Don’t ignore the infrastructure of criminal justice
Now that Senate lawmakers on Capitol Hill passed an infrastructure bill to improve our roads and bridges, it’s time to focus on data infrastructure for our criminal justice system.
Advocates for criminal justice reform from different fields and backgrounds are all reaching the same conclusion: Any attempt at real, lasting change will require a significant investment in our ability to collect, store, and share data. We cannot confirm that new policies work without tracking their outcomes. We cannot address racial injustice without data about policing practices, court processes, jail populations, and prison systems.
Meanwhile, the political discourse around critical issues like pretrial reform, gun violence, and police accountability all suffer from a lack of objective data.
The country’s criminal justice data infrastructure is antiquated and crumbling. State by state, we cannot track information about the people who are processed through our courts and jails. Measures for Justice recently released a report documenting the extent of the country’s criminal justice data gap based on an analysis of 20 states. In seventeen, court data on indigent defendants was entirely unavailable. In eighteen, data about the pretrial process, such as bail, detention and release practices, were practically nonexistent. These findings scratch the surface of a nationwide problem: We can’t access information necessary to measure the success (or failure) of politically controversial reforms, such as the elimination of cash bail, or hold informed, productive debates about the next steps.
Similarly, as the nation grapples with the spike in gun violence, it remains striking how little we actually know about the use — and misuse — of firearms. Last year the Expert Panel on Firearms Data Infrastructure, convened by the nonpartisan and objective research organization NORC at the University of Chicago, released a report documenting how the federal government can repair and expand our disordered and segmented gun data systems. Any reasoned debate on firearms policy requires a shared set of facts — and the nation simply doesn’t have those facts.
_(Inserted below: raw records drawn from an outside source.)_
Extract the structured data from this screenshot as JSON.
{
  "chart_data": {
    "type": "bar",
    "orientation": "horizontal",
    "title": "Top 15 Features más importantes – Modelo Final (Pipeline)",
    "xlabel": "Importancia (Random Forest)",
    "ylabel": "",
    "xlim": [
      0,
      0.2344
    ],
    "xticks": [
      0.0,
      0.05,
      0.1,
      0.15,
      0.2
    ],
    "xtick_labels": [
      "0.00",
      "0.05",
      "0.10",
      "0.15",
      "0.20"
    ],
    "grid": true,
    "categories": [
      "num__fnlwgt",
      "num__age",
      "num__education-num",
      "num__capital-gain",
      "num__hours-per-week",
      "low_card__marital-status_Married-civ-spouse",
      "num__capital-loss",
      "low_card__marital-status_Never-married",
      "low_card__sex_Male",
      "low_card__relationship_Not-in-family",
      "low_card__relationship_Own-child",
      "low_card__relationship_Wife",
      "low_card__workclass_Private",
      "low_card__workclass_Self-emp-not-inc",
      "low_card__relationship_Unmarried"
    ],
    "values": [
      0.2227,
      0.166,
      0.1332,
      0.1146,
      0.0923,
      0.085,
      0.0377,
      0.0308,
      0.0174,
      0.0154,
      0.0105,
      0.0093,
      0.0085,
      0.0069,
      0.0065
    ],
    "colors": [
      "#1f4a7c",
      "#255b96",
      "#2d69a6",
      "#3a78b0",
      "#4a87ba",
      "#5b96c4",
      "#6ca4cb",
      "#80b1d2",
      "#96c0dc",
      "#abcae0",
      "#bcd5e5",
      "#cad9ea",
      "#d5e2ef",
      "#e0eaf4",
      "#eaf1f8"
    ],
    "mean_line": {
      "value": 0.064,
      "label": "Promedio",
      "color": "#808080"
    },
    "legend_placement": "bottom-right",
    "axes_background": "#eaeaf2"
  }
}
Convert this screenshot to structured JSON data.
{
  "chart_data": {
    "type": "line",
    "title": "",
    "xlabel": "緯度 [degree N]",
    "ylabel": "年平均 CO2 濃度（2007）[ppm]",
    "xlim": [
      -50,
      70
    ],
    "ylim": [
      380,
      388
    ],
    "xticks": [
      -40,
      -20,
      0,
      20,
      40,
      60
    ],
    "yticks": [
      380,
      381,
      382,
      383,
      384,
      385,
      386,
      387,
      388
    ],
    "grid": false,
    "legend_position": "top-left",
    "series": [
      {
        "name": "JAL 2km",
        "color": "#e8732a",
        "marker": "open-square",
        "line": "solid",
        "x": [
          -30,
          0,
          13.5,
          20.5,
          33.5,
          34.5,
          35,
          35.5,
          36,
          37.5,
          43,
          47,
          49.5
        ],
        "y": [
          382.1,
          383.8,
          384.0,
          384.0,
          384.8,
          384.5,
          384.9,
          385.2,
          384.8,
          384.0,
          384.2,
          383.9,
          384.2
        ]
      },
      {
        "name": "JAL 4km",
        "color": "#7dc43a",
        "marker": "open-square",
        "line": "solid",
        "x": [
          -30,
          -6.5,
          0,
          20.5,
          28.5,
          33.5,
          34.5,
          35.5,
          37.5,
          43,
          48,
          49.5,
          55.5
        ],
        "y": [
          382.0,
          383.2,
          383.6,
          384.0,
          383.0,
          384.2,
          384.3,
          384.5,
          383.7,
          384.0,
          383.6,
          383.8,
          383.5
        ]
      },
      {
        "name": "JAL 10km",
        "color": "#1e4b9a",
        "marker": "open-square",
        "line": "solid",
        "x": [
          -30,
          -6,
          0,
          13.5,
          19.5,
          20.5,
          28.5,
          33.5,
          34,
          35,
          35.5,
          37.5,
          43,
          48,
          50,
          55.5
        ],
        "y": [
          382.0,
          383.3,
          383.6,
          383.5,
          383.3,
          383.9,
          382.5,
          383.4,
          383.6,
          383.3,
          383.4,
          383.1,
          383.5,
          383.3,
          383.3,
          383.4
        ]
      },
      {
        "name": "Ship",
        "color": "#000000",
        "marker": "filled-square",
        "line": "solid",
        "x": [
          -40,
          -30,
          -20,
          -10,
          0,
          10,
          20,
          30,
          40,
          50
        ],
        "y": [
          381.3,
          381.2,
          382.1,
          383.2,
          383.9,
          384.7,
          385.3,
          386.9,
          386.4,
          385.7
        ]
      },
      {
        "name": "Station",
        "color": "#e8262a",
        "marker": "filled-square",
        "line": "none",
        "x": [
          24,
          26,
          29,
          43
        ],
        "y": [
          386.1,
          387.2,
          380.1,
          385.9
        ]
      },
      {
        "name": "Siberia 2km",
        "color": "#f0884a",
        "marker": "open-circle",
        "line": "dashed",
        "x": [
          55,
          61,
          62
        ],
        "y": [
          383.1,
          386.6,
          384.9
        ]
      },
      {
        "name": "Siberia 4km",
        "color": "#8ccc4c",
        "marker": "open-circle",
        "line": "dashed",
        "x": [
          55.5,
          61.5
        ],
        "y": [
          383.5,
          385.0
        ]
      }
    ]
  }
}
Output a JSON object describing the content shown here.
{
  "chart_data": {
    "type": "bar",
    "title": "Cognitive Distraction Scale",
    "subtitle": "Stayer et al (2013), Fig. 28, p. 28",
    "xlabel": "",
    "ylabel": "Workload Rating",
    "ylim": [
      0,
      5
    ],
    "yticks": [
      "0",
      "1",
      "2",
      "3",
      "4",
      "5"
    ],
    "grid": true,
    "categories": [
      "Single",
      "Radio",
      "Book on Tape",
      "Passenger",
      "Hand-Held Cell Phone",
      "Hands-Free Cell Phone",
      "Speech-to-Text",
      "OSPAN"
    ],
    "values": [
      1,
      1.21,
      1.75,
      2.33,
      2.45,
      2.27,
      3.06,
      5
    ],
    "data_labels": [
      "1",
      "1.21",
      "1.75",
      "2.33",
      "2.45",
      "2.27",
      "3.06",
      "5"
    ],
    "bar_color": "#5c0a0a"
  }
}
And Congress is still debating the George Floyd Policing Act, a police reform bill that includes data transparency in its litany of policies. Collecting information on police misconduct and decertification can help overcome the structural barriers that make it difficult to hold officers accountable for abuse of power. We need an unblemished, objective sense of police practices if we hope to have a serious conversation about the proper role of policing.
Each one of these projects tackles a different area, but all of them underscore the need to improve data infrastructure for our sprawling, uncoordinated, and incredibly expensive criminal justice system. State and federal spending on criminal justice has grown almost 400 percent over the past 20 years — one of the fastest-growing line items in state budgets — yet we remain
unable to answer simple questions about how it functions.
Luckily, local politicians, Democrats and Republicans alike, are already improving state-level systems. Since 2011, Utah has passed no fewer than 12 data laws, most recently a bill that addresses how and what law enforcement data are collected for the purpose of evidence-based decision making. In 2017, Florida passed the most forward thinking criminal justice data transparency law in the country and is doing the hard work of implementing that bill. These states, alongside New York, California, Louisiana, Idaho, Indiana and others, recognize the value of fact-based dialogue about public policy. But state lawmakers cannot do this work alone; they need the federal government’s leadership and support.
Closing the country’s data gap will require setting national standards for data collection and release. Congress also needs to provide support and incentives for the local agencies that all too often rely on outdated data collection systems — if they have a system at all.
The task may seem daunting, but it is well within the abilities — and budget — of Congress and the White House to tackle. For example, the estimated cost of improving the entire federal firearm data infrastructure — less than $160 million — is cheaper than resurfacing an airport runway.
But without a solid foundation for evidence-based policy making, it becomes impossible to track outcomes. Reform is stifled. Racial discrepancies continue. Failed promises and opaque systems undermine public trust.
In the same way that roads or education are foundational to a larger economic project, good data serve as a foundation for the larger project of public safety and racial justice. It is a project that Congress cannot ignore.
Amy Bach is Chief Executive Officer of Measures for Justice. Jeremy Travis is Executive Vice President of Criminal Justice at Arnold Ventures.